Service-side metering: Each AWS service emits usage events
Hourly aggregation with daily rollups
Separate pricing catalog service
Complex reserved instance calculations

Twilio's Approach:

Real-time usage visibility in dashboard
Sub-account isolation for resellers
Usage alerts to prevent bill shock
Programmatic usage queries via API

Key Takeaways

• Use event streaming (Kafka) for replay capability and decoupling
• Implement idempotency at ingestion to prevent duplicate charges
• Always use Decimal types for financial calculations, never floats
• Build comprehensive reconciliation to catch errors before customers notice
• Design for late events from day one with adjustments and grace periods
• Separate metering from billing - they have different scaling requirements
• Monitor consumer lag and implement backpressure handling

Conclusion
Building a production-grade usage based billing system requires careful attention to event reliability, financial accuracy, and scalability.

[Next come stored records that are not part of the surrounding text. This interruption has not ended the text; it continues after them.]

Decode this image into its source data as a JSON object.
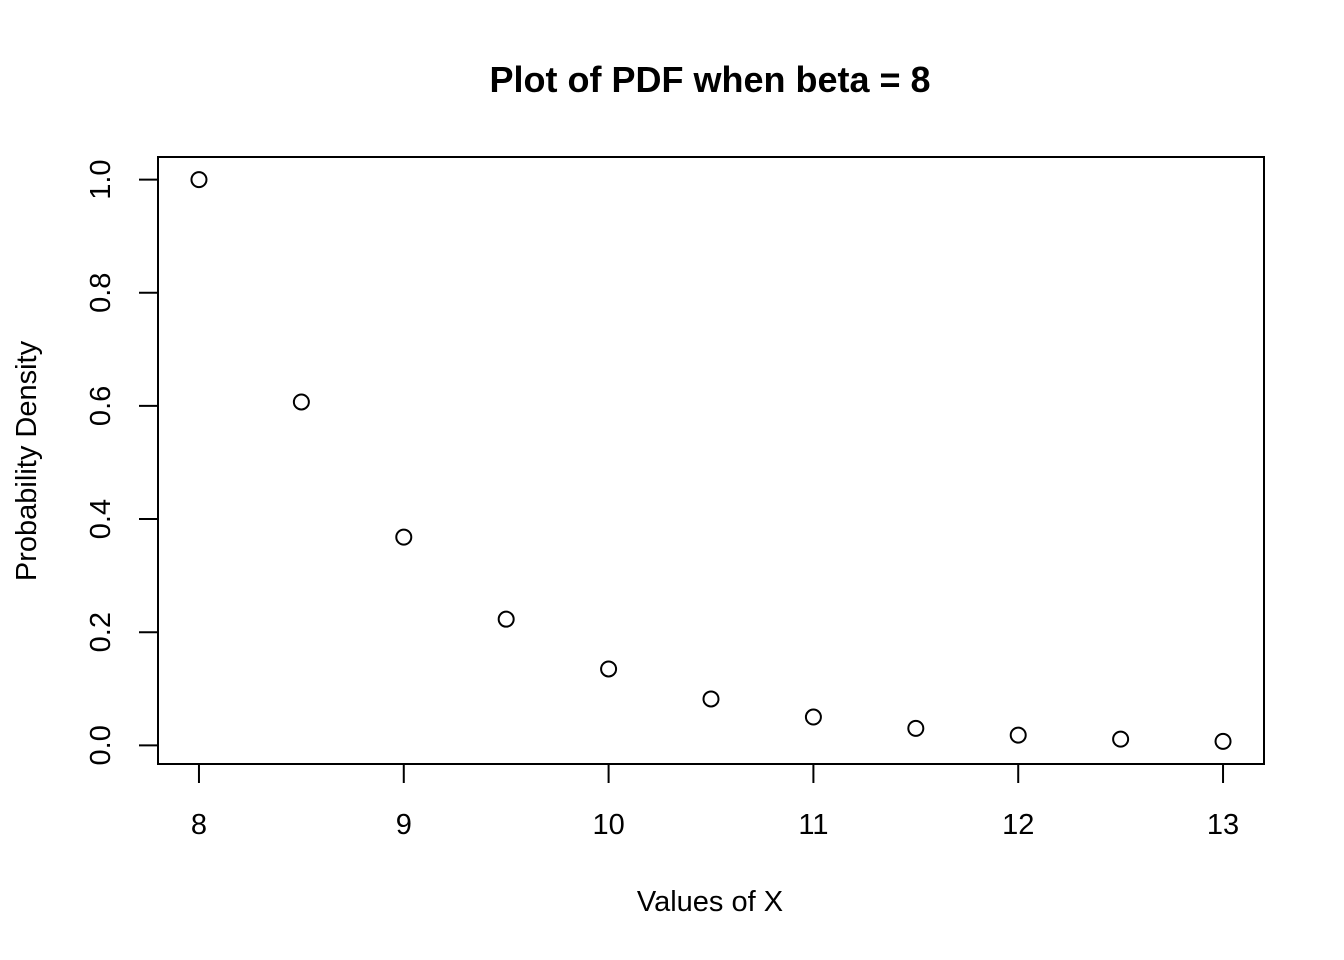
{
  "chart_data": {
    "type": "scatter",
    "title": "Plot of PDF when beta =  8",
    "xlabel": "Values of X",
    "ylabel": "Probability Density",
    "xlim": [
      7.8,
      13.2
    ],
    "ylim": [
      -0.033,
      1.04
    ],
    "xticks": [
      8,
      9,
      10,
      11,
      12,
      13
    ],
    "xtick_labels": [
      "8",
      "9",
      "10",
      "11",
      "12",
      "13"
    ],
    "yticks": [
      0.0,
      0.2,
      0.4,
      0.6,
      0.8,
      1.0
    ],
    "ytick_labels": [
      "0.0",
      "0.2",
      "0.4",
      "0.6",
      "0.8",
      "1.0"
    ],
    "grid": false,
    "marker": "open-circle",
    "color": "#000000",
    "series": [
      {
        "x": [
          8,
          8.5,
          9,
          9.5,
          10,
          10.5,
          11,
          11.5,
          12,
          12.5,
          13
        ],
        "y": [
          1.0,
          0.607,
          0.368,
          0.223,
          0.135,
          0.082,
          0.05,
          0.03,
          0.018,
          0.011,
          0.007
        ]
      }
    ]
  }
}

The architecture presented here handles 100,000+ events per second while maintaining the precision required for revenue-critical systems.

The key is separating concerns cleanly (ingestion, metering, rating, billing, reconciliation) and treating each as an independent service that can scale horizontally. With proper idempotency, reconciliation, and failure handling, this system can reliably process billions of events while maintaining financial integrity.